November 29, 1934
Cliffside, Nov. 26 – Odd Packing: Driving into a gas station today you may see a very “modern” display of accessories in a glass display case. And my imagination then wanders: the day will be when your streamlined motor car is not only serviced by one-stop while your batteries are charged by a simple connection from the station, but your door window will be fitted to a glass tunnel. This miniature tunnel connects with the cafeteria. Baby will get its heated milk and your selected brand, too. Junior will have his cereal. Your motor car will remain the same temperature as before you stopped. The connecting glass tunnel service solves that. Hot plate lunches or dinners as you would select, will be conveyed to you by the “tunnel service”. This tunnel service will displace all drive-in sandwich places. One company and then another will form a merged corporation. Very soon the nation would be served by two major chains. The network of service stations, which would be service in the full sense of the word, would become known for their standard construction of their stations; their color would be standard. The country’s new rage will then be Elmer Zilch’s New Tuni-Serv gas stations. Or does your other pair of pants need pressing?

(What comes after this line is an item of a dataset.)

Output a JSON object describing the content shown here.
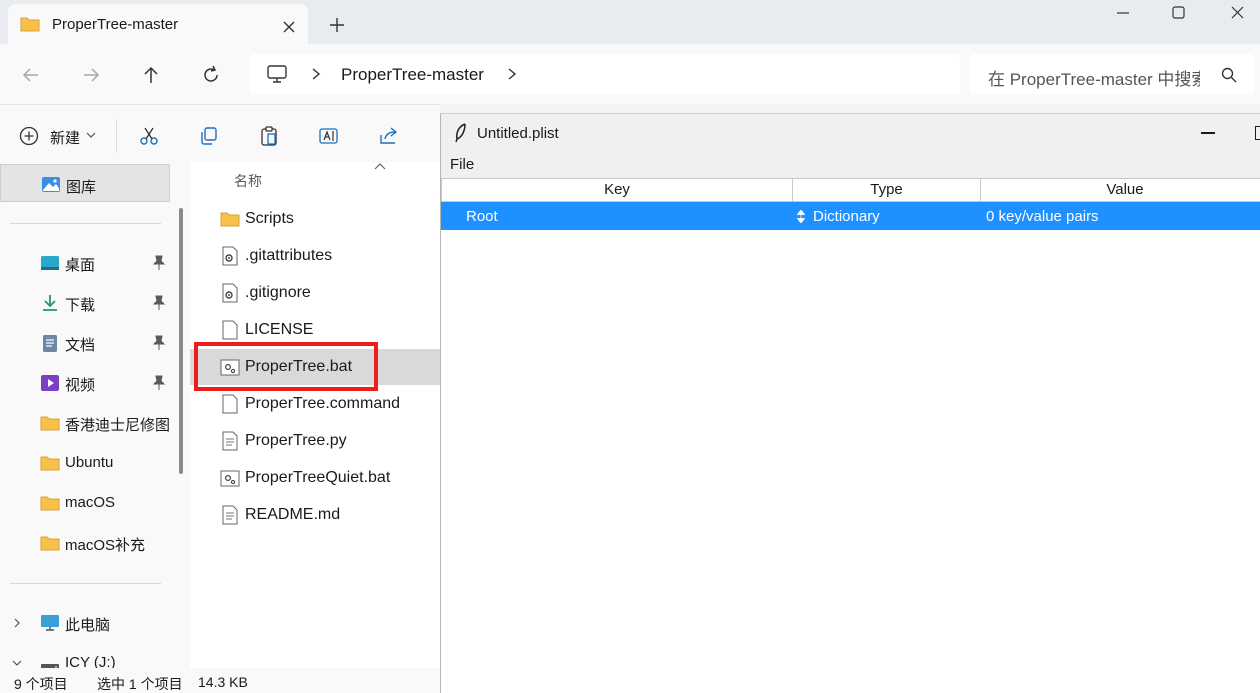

Odd Samples: Names: Hon. Oscar J. Mooneyham favors us the past week by a very thoughtful and appreciated communication…Attorney Kenneth McMahan has opened his office here. A sort of new departure or solo act. McMahan has launched himself alone. Viva! . . .I consider Will Crawford a very good friend. He strikes me as an honest, straight-forward gentlemen, as it is sometimes said. It is a pleasure to talk with a man today whom you believe is honest, frank and straight to the point; without the trait of “much ado about nothing.” Will Crawford, a square and keen fellow, sees all men through the same eyes . . . A trait of this attempting writer, and you will understand it, is never to hurry his opinion of a new acquaintance. And then in acquiescense does a man express himself – bringing the subject to here: E. T. Combs, Cliffside Mills new superintendent, has made a nice record for himself since coming to this community almost a year ago. Mr. Combs, a straight to the point man, is one of the most alert of this section . . . The DeWitt Thompsons returned to Washington, D.C., on Sunday. They were with us several days. An interesting bit of news they bring regards the mania in the capital for Shirley Temple Dolls. Dolls in exact replica of the young miss of Hollywood are selling at a pretty price.
Earl Carroll Vanities: O. O. McIntyre, in a full-paged writing called “A Bow To Earl Carroll” in the official program, says this edition of the vanities is, “what I hear is his most extravagant revue.” This show, in Charlotte Monday, was doubtless good. The A. B. Marcus Show, in Spartanburg a year ago, surpassed Carroll’s Vanities in some of its episodes, in the comparison of the theatre-goer.
But we liked it much, Ken Murray, being featured, shows a great popular following from his trips with his movie camera. Many of you will remember him in several talking picture parts.
Here is a name to remember, Helen Charleston. This singing, dancing and impersonating lady is headin’ for the top —either radio, pictures or stage. She was the outstanding player of the Vanities troupe.
Chaz Chase, mentioned last week by O. O. McIntyre, puts on a new comedy act that shakes the ribs of the house. Milton Charleston, a comedy boy, will be heard from much more.
My brother, Sam, who saw so many laughs in Milton Charleston’s cock-eyed yell, has been practicing it every day since seeing the Vanities.
You will understand the ability of Showman Earl Carroll in noting these famous names he has made: Bela Lugosi, W. C. fields, Sophie tucker, Jack Benny, Lionel Atwell, Eddie Cantor, Edward G. Robinson, William Powell and Lou Holtz – these are some who worked in the Vanities of yesterday. And these dance directors: Sammy Lee, Busby Berkeley and Leroy Prinz. These orchestra conductors: Don Verhees, Al Goodman, Vincent Lopez, Red Nichols and Rudy Weidoff. You will remember these song hits from Carroll’s shows: “Sweet Madness,” “Savage Serenade” (a current hit), “Goodnight, Sweetheart,” “Hittin’ the Bottle” and “Cocktails for Two.”